Secara keseluruhan tim-tim lemah tampil sangat defensif terutama saat menghadapi tim-tim kuat. Selain rapatnya barisan pertahanan, organisasi permainan mereka lebih rapih. Hal ini membuat mereka mampu mengimbangi bahkan mengejutkan para unggulan Burkina Faso  yang menjadi juara grup A. Begitu juga Kongo, sukses mengimbangi Pantai Gading dengan skor 2-2 dan lolos sebagai pemuncak grup C. Hal sama juga dilakukan Maroko, membuat Pantai Gading dan Togo harus angkat kaki. 
Para pemain Kongo merayakan gol ke gawang Togo. Kemenangan 3-1 dalam laga itu memastikan Kongo ke delapan besar sebagai juara grup sekaligus tim yang diwaspadai di Piala Afrika 2017 ini/eurosport.com
Entah apa yang membuat tim bertabur bintang bernasib apes. Faktor fisik bisa jadi alasan. Para pemain harus berbagi  waktu dengan kompetisi ketat di Eropa yang telah menguras habis tenaga. Selain faktor kelelahan perubahan hawa yang sangat signifikan antara Eropa yang dingin dan Afrika yang panas bisa juga jadi sebab.
Selain itu para pemain yang tercerai berai di berbagai kompetisi membuat mereka kesulitan untuk melakukan persiapan secara matang. Singkatnya waktu persiapan tidak cukup menyatukan para pemain top itu. 

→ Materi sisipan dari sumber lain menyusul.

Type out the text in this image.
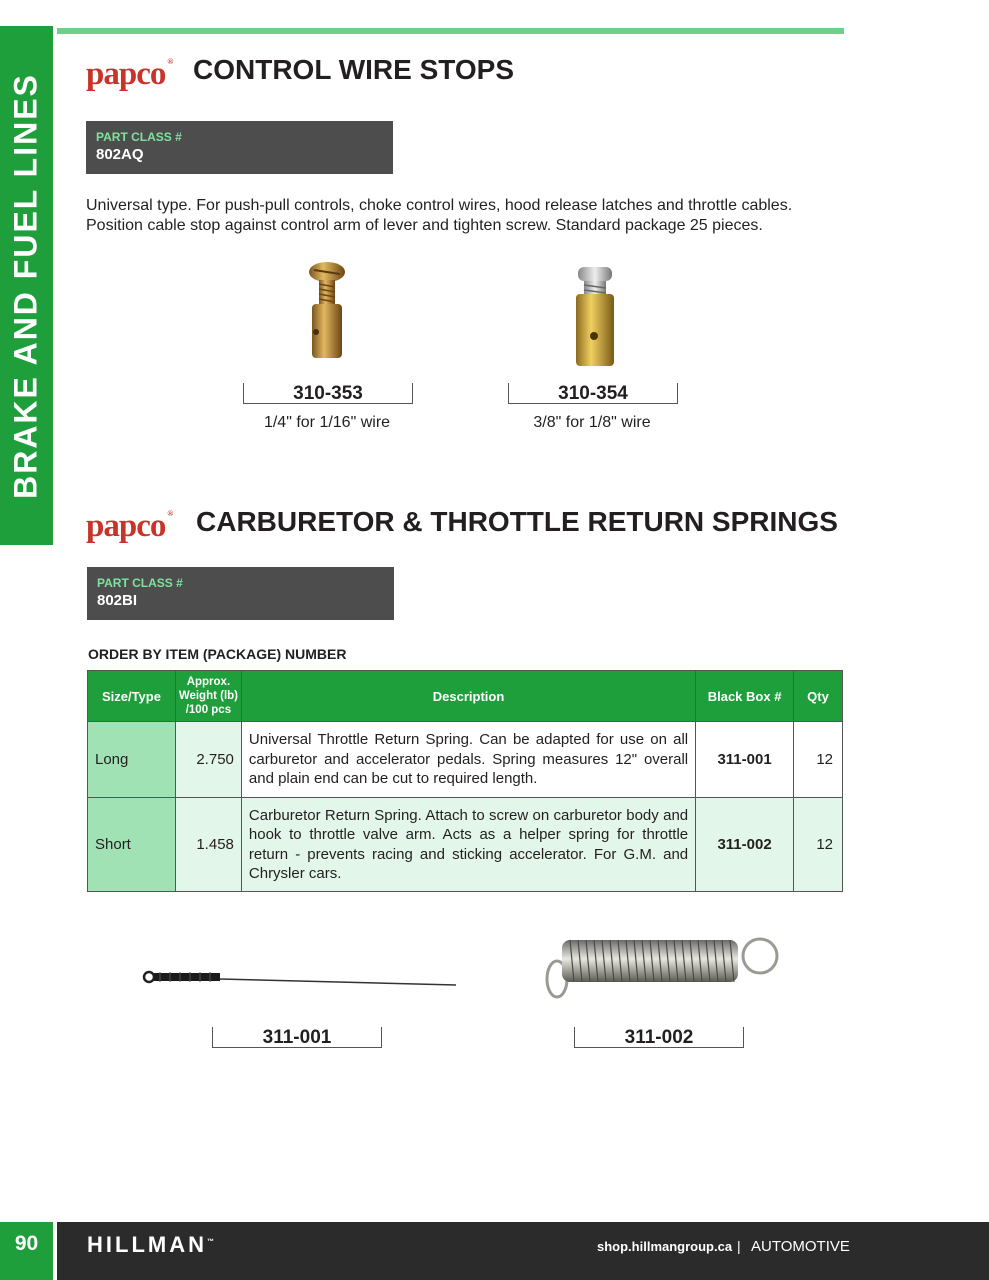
BRAKE AND FUEL LINES papco ® CONTROL WIRE STOPS
PART CLASS #
802AQ
Universal type. For push-pull controls, choke control wires, hood release latches and throttle cables. Position cable stop against control arm of lever and tighten screw. Standard package 25 pieces.
310-353
1/4" for 1/16" wire
310-354
3/8" for 1/8" wire
papco ® CARBURETOR & THROTTLE RETURN SPRINGS
PART CLASS #
802BI
ORDER BY ITEM (PACKAGE) NUMBER
Size/Type	Approx.
Weight (lb)
/100 pcs	Description	Black Box #	Qty
Long	2.750	Universal Throttle Return Spring. Can be adapted for use on all carburetor and accelerator pedals. Spring measures 12" overall and plain end can be cut to required length.	311-001	12
Short	1.458	Carburetor Return Spring. Attach to screw on carburetor body and hook to throttle valve arm. Acts as a helper spring for throttle return - prevents racing and sticking accelerator. For G.M. and Chrysler cars.	311-002	12
311-001	311-002
90	HILLMAN™	shop.hillmangroup.ca | AUTOMOTIVE
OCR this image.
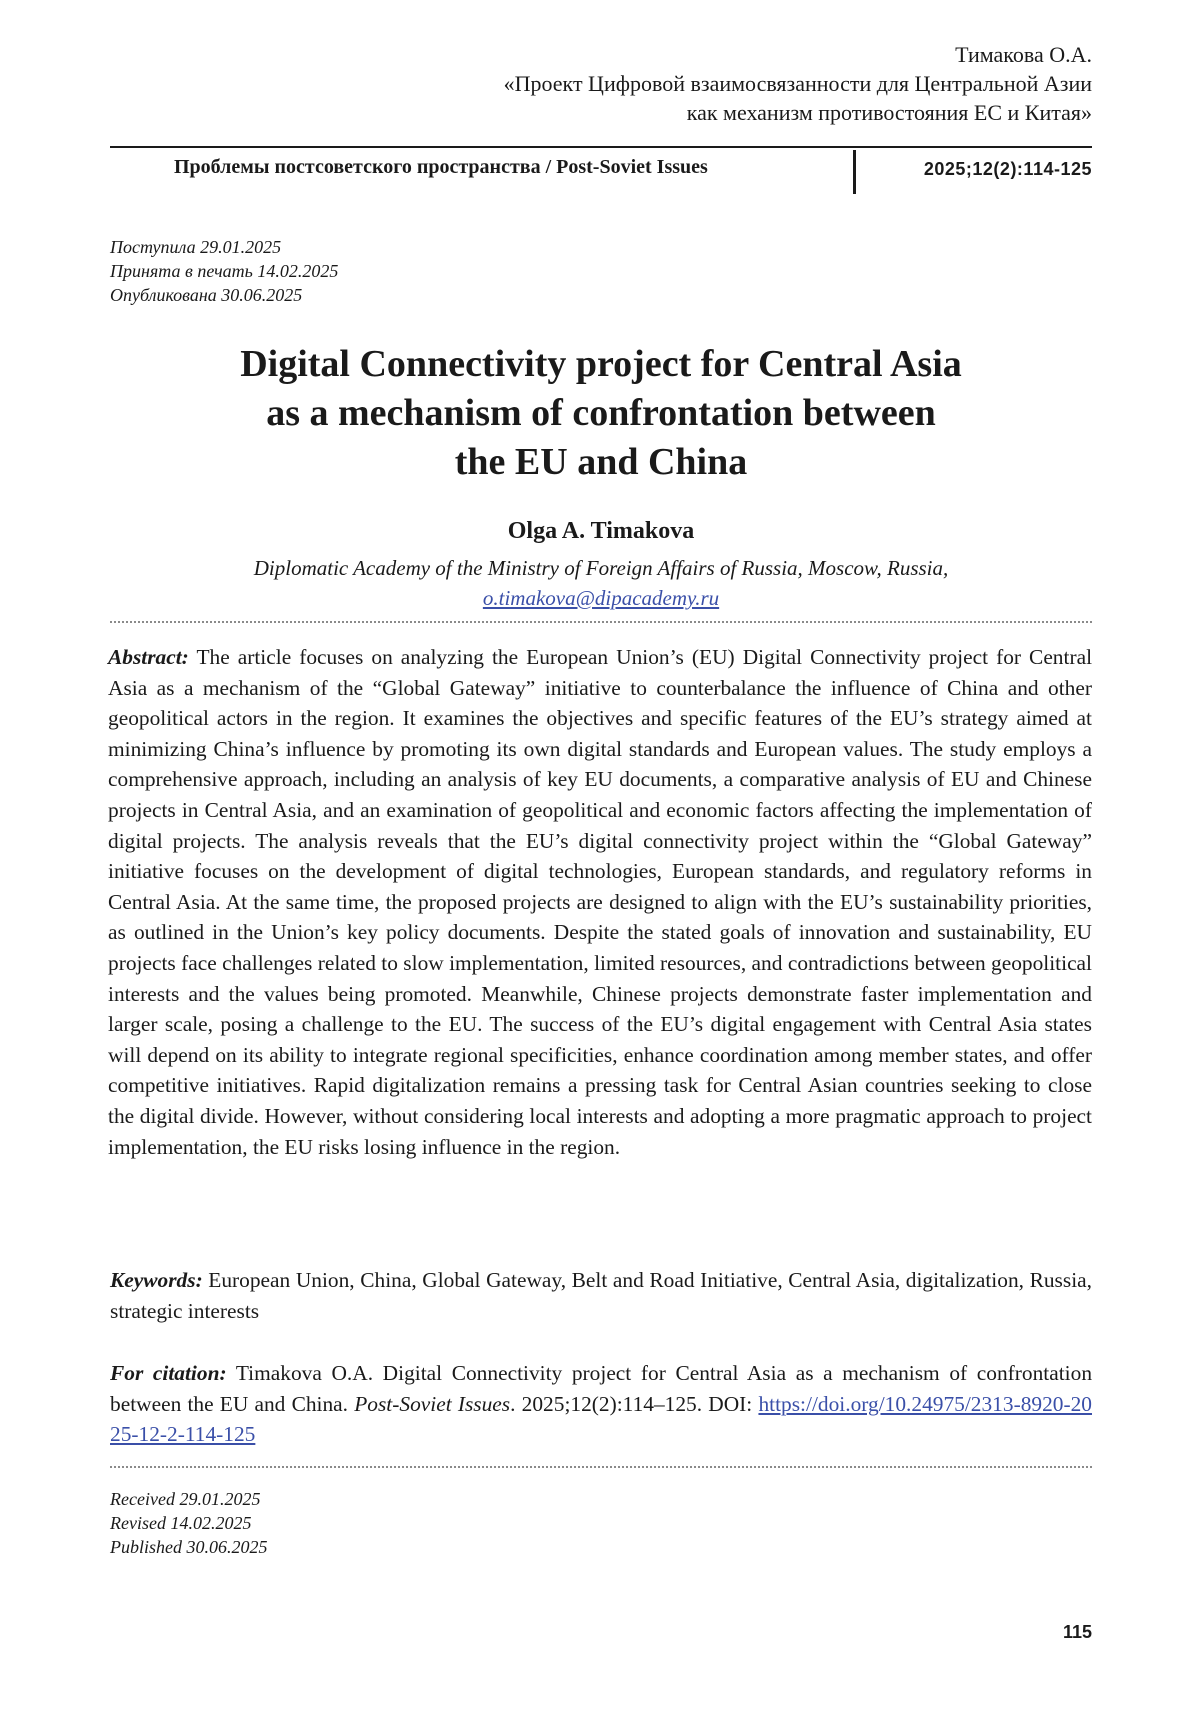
Тимакова О.А.
«Проект Цифровой взаимосвязанности для Центральной Азии
как механизм противостояния ЕС и Китая»
Проблемы постсоветского пространства / Post-Soviet Issues	2025;12(2):114-125
Поступила 29.01.2025
Принята в печать 14.02.2025
Опубликована 30.06.2025
Digital Connectivity project for Central Asia
as a mechanism of confrontation between
the EU and China
Olga A. Timakova
Diplomatic Academy of the Ministry of Foreign Affairs of Russia, Moscow, Russia,
o.timakova@dipacademy.ru
Abstract: The article focuses on analyzing the European Union’s (EU) Digital Connectivity project for Central Asia as a mechanism of the “Global Gateway” initiative to counterbalance the influence of China and other geopolitical actors in the region. It examines the objectives and specific features of the EU’s strategy aimed at minimizing China’s influence by promoting its own digital standards and European values. The study employs a comprehensive approach, including an analysis of key EU documents, a comparative analysis of EU and Chinese projects in Central Asia, and an examination of geopolitical and economic factors affecting the implementation of digital projects. The analysis reveals that the EU’s digital connectivity project within the “Global Gateway” initiative focuses on the development of digital technologies, European standards, and regulatory reforms in Central Asia. At the same time, the proposed projects are designed to align with the EU’s sustainability priorities, as outlined in the Union’s key policy documents. Despite the stated goals of innovation and sustainability, EU projects face challenges related to slow implementation, limited resources, and contradictions between geopolitical interests and the values being promoted. Meanwhile, Chinese projects demonstrate faster implementation and larger scale, posing a challenge to the EU. The success of the EU’s digital engagement with Central Asia states will depend on its ability to integrate regional specificities, enhance coordination among member states, and offer competitive initiatives. Rapid digitalization remains a pressing task for Central Asian countries seeking to close the digital divide. However, without considering local interests and adopting a more pragmatic approach to project implementation, the EU risks losing influence in the region.
Keywords: European Union, China, Global Gateway, Belt and Road Initiative, Central Asia, digitalization, Russia, strategic interests
For citation: Timakova O.A. Digital Connectivity project for Central Asia as a mechanism of confrontation between the EU and China. Post-Soviet Issues. 2025;12(2):114–125. DOI: https://doi.org/10.24975/2313-8920-2025-12-2-114-125
Received 29.01.2025
Revised 14.02.2025
Published 30.06.2025
115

Hal ini berbeda dengan tim-tim non unggulan yang bersiap lebih lama dan bermain bersama lebih sering.  Tak pelak tim-tim ini mengganti minimnya atau ketiadaan pemain bintang dengan organisasi permainan yang rapih dan solid.

Ketidakpaduan di satu sisi dan alasan fisik di sisi lain bisa jadi berdampak pada minimnya gol yang tercipta selama ini. Para pemain yang moncer di liga-liga top justru terlihat kehilangan taji saat berseragam tim nasional. Produktivitas gol yang minim mencerminkan laga-laga yang kurang atrakif.

Banyak pertandingan selama fase grup minim gol atau imbang dengan skor kaca mata atau 1-1. Tidak kita temukan Aubameyang yang garang seperti bersama Dortmund. Begitu juga Mahrez dan Salah yang sangat berbahaya di klub masing-masing.

Distribusi gol cukup merata meski dalam jumlah sedikit. Sejauh ini tidak ada pemain yang benar-benar mencuri perhatian dalam hal tabungan gol.Top skor sementara adalah ujung tombak Kongo Junior Kabananga Kalonji. Striker 27 tahun yang tampil bersama Astana di Liga Primer Kazakhstan itu sudah mencetak tiga gol. Ia hanya berselisih satu gol dari Mahrez, Slimani, Aubameyang, Saido Mane dan Naim Sliti. Andre Ayew, Asamoah Gyan, dan Wilfried Bony berada dalam daftar bersama para pemain lain yang bermain di kompetisi-kompetisi lokal di Afrika dengan satu gol. Bahkan pemain seperti Salah belum mencetak satu gol pun.

Sebanyak delapan tip sudah memastikan tiket delapan besar. Bukirna Faso (juara grup A) akan menghadapi Tunisia (runner up grup B) serta Senegal (juara grup B) vs Kamerun (runner up grup A) pada Sabtu, 28 Januari besok. Sementara dua pertandingan lain akan dihelat sehari kemudian yakni Mesir (juara grup D) vs Maroko (runner up grup C) dan Kongo (juara grup C) kontra Ghana (runner up grup D). 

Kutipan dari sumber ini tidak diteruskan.